Ce que le verdict ne dit pas
Le test répond à une question et à une seule, celle de l’existence d’une obligation. Il ne dit pas quel montant de garantie souscrire, parce que ce montant est fixé par le texte quand il l’est, et par le risque réel quand il ne l’est pas. Il ne dit pas si un sinistre déjà survenu sera pris en charge, ce qui dépend des conditions particulières de votre contrat et, en cas de refus, de l’appréciation du Médiateur de l’Assurance ou du juge. Il ne dit pas non plus si le libellé d’activité figurant sur votre attestation couvre la prestation que vous vous apprêtez à réaliser, et c’est précisément la question qui fait le plus de dégâts.
Sur ce dernier point, le décodeur d’activités déclarées traite le cas de front. Sur la lecture d’une attestation reçue, le vérificateur d’attestation liste les mentions à contrôler. Sur les délais de déclaration et la garantie subséquente, le calculateur de délai fait le calcul de dates.
Questions fréquentes
Mon donneur d’ordre exige une décennale pour une prestation qui n’est pas de la construction. Que répondre ?
Sa demande est mal calibrée, et il est légitime de le lui écrire. La garantie décennale répond de la présomption de responsabilité des articles 1792 et suivants du code civil, qui suppose un ouvrage. Une prestation qui n’entre pas dans ce champ ne peut pas être couverte par une décennale, et aucun assureur n’en délivrera une. Proposez l’attestation de responsabilité civile professionnelle correspondant réellement à votre prestation, en indiquant le texte que sa demande vise et pourquoi votre mission n’y entre pas.

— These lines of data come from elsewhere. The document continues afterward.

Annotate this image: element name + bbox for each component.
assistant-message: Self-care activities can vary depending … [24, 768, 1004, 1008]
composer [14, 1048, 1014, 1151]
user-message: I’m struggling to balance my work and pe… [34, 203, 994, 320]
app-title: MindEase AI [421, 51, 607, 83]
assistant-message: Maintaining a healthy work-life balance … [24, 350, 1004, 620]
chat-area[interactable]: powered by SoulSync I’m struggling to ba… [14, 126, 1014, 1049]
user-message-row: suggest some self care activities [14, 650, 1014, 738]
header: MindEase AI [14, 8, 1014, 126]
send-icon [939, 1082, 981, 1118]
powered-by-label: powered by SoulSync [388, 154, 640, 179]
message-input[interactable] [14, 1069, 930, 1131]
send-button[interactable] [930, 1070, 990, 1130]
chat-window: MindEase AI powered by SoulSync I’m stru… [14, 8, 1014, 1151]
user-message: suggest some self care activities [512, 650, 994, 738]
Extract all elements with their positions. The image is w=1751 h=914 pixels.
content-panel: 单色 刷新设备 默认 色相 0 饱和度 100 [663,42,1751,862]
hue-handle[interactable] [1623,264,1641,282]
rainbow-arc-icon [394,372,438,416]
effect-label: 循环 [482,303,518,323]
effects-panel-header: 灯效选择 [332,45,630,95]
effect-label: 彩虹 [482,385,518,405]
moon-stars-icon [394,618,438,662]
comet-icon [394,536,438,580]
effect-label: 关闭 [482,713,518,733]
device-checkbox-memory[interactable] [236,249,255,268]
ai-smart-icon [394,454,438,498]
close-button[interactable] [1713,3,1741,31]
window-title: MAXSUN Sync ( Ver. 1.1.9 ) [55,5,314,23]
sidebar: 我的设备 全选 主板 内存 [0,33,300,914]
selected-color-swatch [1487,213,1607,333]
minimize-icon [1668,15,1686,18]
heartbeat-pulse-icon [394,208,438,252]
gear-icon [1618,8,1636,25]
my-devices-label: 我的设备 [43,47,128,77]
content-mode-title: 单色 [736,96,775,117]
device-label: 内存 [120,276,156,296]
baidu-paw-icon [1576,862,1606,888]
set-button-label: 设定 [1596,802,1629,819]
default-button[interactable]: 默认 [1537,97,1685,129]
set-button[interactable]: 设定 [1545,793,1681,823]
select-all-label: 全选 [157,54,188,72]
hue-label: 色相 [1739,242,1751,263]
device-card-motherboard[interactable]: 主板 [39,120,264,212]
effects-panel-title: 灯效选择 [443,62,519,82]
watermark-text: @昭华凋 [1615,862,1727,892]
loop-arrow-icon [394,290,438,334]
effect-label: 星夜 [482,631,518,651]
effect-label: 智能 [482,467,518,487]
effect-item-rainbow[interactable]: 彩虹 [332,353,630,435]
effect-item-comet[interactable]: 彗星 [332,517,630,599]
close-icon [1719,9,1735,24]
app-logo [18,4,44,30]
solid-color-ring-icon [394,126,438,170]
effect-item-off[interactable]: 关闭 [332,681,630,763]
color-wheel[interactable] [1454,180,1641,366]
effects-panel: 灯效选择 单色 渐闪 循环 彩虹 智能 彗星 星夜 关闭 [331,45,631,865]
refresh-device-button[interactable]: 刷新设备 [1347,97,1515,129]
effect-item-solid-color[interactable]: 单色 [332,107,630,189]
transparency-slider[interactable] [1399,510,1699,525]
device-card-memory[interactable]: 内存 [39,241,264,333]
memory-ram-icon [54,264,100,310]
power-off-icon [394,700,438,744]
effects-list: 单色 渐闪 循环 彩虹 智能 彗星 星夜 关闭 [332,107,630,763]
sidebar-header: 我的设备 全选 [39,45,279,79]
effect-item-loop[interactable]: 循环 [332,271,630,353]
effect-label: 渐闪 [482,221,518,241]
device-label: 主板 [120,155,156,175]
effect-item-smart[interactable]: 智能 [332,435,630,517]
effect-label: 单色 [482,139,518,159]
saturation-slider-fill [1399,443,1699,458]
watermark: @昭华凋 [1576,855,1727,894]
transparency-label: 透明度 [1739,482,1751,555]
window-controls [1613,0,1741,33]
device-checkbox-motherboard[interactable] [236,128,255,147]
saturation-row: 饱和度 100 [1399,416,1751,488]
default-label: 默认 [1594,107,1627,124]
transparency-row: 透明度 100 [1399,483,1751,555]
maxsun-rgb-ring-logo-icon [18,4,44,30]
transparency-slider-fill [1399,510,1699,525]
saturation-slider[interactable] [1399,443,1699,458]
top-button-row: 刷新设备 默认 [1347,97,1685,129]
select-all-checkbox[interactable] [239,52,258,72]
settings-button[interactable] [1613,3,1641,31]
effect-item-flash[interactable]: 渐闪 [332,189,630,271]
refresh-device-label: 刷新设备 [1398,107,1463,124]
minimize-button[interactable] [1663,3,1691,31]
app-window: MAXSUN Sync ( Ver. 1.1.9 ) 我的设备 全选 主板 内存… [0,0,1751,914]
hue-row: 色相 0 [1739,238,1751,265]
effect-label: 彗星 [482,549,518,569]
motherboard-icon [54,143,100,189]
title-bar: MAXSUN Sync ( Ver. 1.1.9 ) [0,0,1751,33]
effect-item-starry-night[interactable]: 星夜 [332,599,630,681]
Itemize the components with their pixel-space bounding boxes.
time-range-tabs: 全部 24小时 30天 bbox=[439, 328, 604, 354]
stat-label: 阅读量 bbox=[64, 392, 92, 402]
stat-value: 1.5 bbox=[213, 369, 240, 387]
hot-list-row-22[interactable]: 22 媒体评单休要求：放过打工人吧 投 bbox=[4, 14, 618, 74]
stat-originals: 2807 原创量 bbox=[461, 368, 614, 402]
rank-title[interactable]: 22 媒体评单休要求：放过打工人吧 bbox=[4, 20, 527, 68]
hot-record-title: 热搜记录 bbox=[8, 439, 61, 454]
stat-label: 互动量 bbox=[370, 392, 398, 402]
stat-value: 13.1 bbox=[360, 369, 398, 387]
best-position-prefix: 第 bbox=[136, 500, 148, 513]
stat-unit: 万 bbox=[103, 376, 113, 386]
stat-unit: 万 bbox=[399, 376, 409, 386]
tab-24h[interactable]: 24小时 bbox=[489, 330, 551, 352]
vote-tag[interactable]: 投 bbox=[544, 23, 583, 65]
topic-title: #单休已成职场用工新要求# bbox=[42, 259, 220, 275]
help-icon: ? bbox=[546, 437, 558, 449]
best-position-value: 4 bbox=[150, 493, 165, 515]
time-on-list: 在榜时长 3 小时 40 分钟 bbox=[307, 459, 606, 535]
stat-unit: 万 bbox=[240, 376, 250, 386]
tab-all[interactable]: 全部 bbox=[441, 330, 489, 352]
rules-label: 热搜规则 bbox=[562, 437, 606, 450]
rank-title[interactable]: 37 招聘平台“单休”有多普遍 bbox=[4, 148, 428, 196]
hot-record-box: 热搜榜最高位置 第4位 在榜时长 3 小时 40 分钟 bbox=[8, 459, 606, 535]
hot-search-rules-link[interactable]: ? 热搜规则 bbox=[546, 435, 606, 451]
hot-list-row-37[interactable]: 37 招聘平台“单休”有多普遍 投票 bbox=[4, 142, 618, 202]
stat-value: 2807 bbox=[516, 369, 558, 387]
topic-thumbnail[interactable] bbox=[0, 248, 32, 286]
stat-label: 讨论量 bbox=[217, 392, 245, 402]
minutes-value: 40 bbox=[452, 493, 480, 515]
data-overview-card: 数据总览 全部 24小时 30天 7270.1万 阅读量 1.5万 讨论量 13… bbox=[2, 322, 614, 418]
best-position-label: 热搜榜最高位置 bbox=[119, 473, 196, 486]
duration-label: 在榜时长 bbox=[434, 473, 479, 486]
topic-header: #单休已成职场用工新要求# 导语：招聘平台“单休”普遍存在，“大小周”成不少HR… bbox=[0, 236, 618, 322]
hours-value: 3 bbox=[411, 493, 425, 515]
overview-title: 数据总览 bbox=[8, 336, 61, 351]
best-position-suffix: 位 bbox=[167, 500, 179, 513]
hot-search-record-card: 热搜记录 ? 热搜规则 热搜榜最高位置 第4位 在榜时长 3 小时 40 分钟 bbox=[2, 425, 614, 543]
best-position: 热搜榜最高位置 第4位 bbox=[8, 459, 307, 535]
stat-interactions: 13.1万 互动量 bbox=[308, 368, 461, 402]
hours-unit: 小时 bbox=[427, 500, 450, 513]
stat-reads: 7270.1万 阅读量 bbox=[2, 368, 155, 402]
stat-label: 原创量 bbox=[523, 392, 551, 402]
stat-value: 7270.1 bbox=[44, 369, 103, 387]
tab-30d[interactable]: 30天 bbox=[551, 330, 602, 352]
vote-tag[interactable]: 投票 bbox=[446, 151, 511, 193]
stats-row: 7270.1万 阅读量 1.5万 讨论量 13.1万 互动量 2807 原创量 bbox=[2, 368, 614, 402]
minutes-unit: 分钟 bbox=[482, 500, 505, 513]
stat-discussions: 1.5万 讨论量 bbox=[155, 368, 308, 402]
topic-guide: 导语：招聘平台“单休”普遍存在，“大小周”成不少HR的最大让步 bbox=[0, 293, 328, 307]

Le test dit qu’aucune obligation ne me vise. Faut-il s’assurer quand même ?
La question change de nature. Elle cesse d’être juridique et devient un arbitrage de risque, que personne ne peut faire à votre place sans connaître vos contrats et vos montants d’engagement. Le Registre s’arrête à la frontière de l’obligation légale, et il ne recommande aucun assureur. Ce qu’il peut dire, c’est qu’une garantie souscrite volontairement doit être choisie sur les mêmes critères qu’une garantie imposée : ce qu’elle couvre, ce qu’elle exclut, son plafond, sa franchise et son régime de déclaration.
Le résultat de ce test peut-il être opposé à un contrôle ou à un juge ?
Non, et aucun outil de ce genre ne le peut. Le test restitue la référence d’un texte pour que vous alliez le lire dans sa version en vigueur. C’est le texte qui fait foi, jamais sa restitution. Sur un dossier individuel, en particulier lorsqu’un sinistre est déjà déclaré ou qu’un litige est ouvert, la lecture doit être faite par un avocat, et le Médiateur de l’Assurance est saisissable en cas de refus de garantie.
Mes données sont-elles conservées ?
Aucune. Les réponses transitent dans l’adresse de la page, le résultat est calculé à l’affichage et rien n’est écrit sur le serveur. Vous pouvez copier l’adresse obtenue pour retrouver le même résultat plus tard, ou l’envoyer à votre donneur d’ordre.
Ouvrez le texte cité dans le verdict, relevez sa version en vigueur à la date du jour, et comparez ce qu’il impose avec ce que porte votre attestation. Si les deux ne coïncident pas, demandez un avenant à votre assureur avant d’engager la prestation, et non après.